Le changement climatique, en réchauffant les eaux et en modifiant les régimes hydrologiques, contribue également à rendre nos écosystèmes plus accueillants pour des espèces venues d'ailleurs. Ce phénomène n'est donc pas seulement écologique : il est aussi profondément culturel et économique, lié à notre rapport à la nature et à la mondialisation.

Les conséquences de ces invasions sont multiples. Sur le plan écologique, les espèces exotiques envahissantes bouleversent les chaînes alimentaires, entrent en compétition avec les espèces locales, transmettent des maladies, modifient les habitats et entraînent la disparition d'espèces autochtones. En France, de nombreux étangs, rivières et zones humides ont vu leur équilibre écologique profondément altéré par ces nouveaux arrivants.

Le dernier arrivé : le crabe bleu, et on n'a pas fini d'en parler.
Le dernier arrivé : le crabe bleu, et on n'a pas fini d'en parler.

Prévenir, sensibiliser et restaurer : les clés de la lutte

Face à l'ampleur du phénomène, la législation s'est progressivement renforcée. En France, le Code de l'environnement, interdit l'introduction, le transport, la vente ou la détention de ces espèces et prévoie des sanctions en cas d'infraction.

A ce jour, la lutte contre les espèces exotiques envahissantes repose sur trois grands principes : prévention, surveillance et restauration. Prévenir, c'est avant tout limiter les introductions.

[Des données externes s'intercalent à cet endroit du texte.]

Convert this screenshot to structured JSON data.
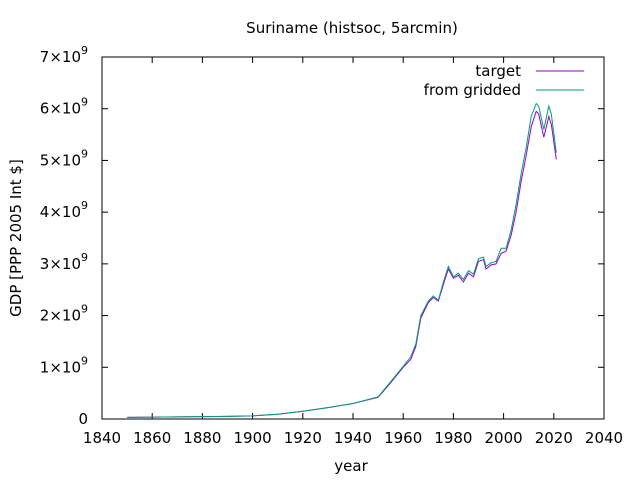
{
  "chart_data": {
    "type": "line",
    "title": "Suriname (histsoc, 5arcmin)",
    "xlabel": "year",
    "ylabel": "GDP [PPP 2005 Int $]",
    "xlim": [
      1840,
      2040
    ],
    "ylim": [
      0,
      7000000000
    ],
    "x_ticks": [
      1840,
      1860,
      1880,
      1900,
      1920,
      1940,
      1960,
      1980,
      2000,
      2020,
      2040
    ],
    "x_tick_labels": [
      "1840",
      "1860",
      "1880",
      "1900",
      "1920",
      "1940",
      "1960",
      "1980",
      "2000",
      "2020",
      "2040"
    ],
    "y_ticks": [
      {
        "value": 0,
        "base": "0",
        "exp": ""
      },
      {
        "value": 1000000000,
        "base": "1×10",
        "exp": "9"
      },
      {
        "value": 2000000000,
        "base": "2×10",
        "exp": "9"
      },
      {
        "value": 3000000000,
        "base": "3×10",
        "exp": "9"
      },
      {
        "value": 4000000000,
        "base": "4×10",
        "exp": "9"
      },
      {
        "value": 5000000000,
        "base": "5×10",
        "exp": "9"
      },
      {
        "value": 6000000000,
        "base": "6×10",
        "exp": "9"
      },
      {
        "value": 7000000000,
        "base": "7×10",
        "exp": "9"
      }
    ],
    "grid": false,
    "legend_position": "top-right",
    "series": [
      {
        "name": "target",
        "color": "#9400d3",
        "x": [
          1850,
          1870,
          1890,
          1900,
          1910,
          1920,
          1930,
          1940,
          1950,
          1955,
          1960,
          1963,
          1965,
          1967,
          1970,
          1972,
          1974,
          1976,
          1978,
          1980,
          1982,
          1984,
          1986,
          1988,
          1990,
          1992,
          1993,
          1995,
          1997,
          1999,
          2001,
          2003,
          2005,
          2007,
          2009,
          2011,
          2013,
          2014,
          2016,
          2018,
          2019,
          2021
        ],
        "y": [
          30000000,
          40000000,
          50000000,
          60000000,
          90000000,
          150000000,
          220000000,
          300000000,
          420000000,
          700000000,
          1000000000,
          1150000000,
          1400000000,
          1950000000,
          2250000000,
          2350000000,
          2280000000,
          2600000000,
          2900000000,
          2720000000,
          2780000000,
          2650000000,
          2820000000,
          2750000000,
          3050000000,
          3080000000,
          2900000000,
          2980000000,
          3000000000,
          3200000000,
          3250000000,
          3550000000,
          4000000000,
          4600000000,
          5100000000,
          5650000000,
          5950000000,
          5900000000,
          5450000000,
          5850000000,
          5700000000,
          5020000000
        ]
      },
      {
        "name": "from gridded",
        "color": "#009e73",
        "x": [
          1850,
          1870,
          1890,
          1900,
          1910,
          1920,
          1930,
          1940,
          1950,
          1955,
          1960,
          1963,
          1965,
          1967,
          1970,
          1972,
          1974,
          1976,
          1978,
          1980,
          1982,
          1984,
          1986,
          1988,
          1990,
          1992,
          1993,
          1995,
          1997,
          1999,
          2001,
          2003,
          2005,
          2007,
          2009,
          2011,
          2013,
          2014,
          2016,
          2018,
          2019,
          2021
        ],
        "y": [
          30000000,
          40000000,
          50000000,
          60000000,
          90000000,
          150000000,
          220000000,
          300000000,
          430000000,
          720000000,
          1020000000,
          1200000000,
          1450000000,
          2000000000,
          2280000000,
          2380000000,
          2300000000,
          2650000000,
          2950000000,
          2750000000,
          2820000000,
          2700000000,
          2870000000,
          2800000000,
          3100000000,
          3130000000,
          2950000000,
          3020000000,
          3050000000,
          3300000000,
          3300000000,
          3650000000,
          4150000000,
          4750000000,
          5250000000,
          5850000000,
          6100000000,
          6050000000,
          5600000000,
          6050000000,
          5900000000,
          5150000000
        ]
      }
    ]
  }
}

Cela passe par des contrôles renforcés aux frontières, une réglementation claire du commerce d'animaux exotiques, et une éducation du public pour dissuader les relâchers volontaires. Surveiller, c'est détecter rapidement la présence d'une espèce avant qu'elle ne se propage. Enfin, restaurer consiste à réhabiliter les milieux naturels pour renforcer leur capacité de résistance et favoriser le retour des espèces locales.

Mais au-delà des politiques publiques, c'est aussi un changement de comportement qui est nécessaire. Chacun, à son échelle, peut contribuer à limiter la propagation des espèces exotiques envahissantes. Ne pas relâcher un animal de compagnie, signaler la présence d'une espèce suspecte, soutenir les initiatives locales de préservation : autant de gestes simples qui participent à la protection de notre patrimoine naturel.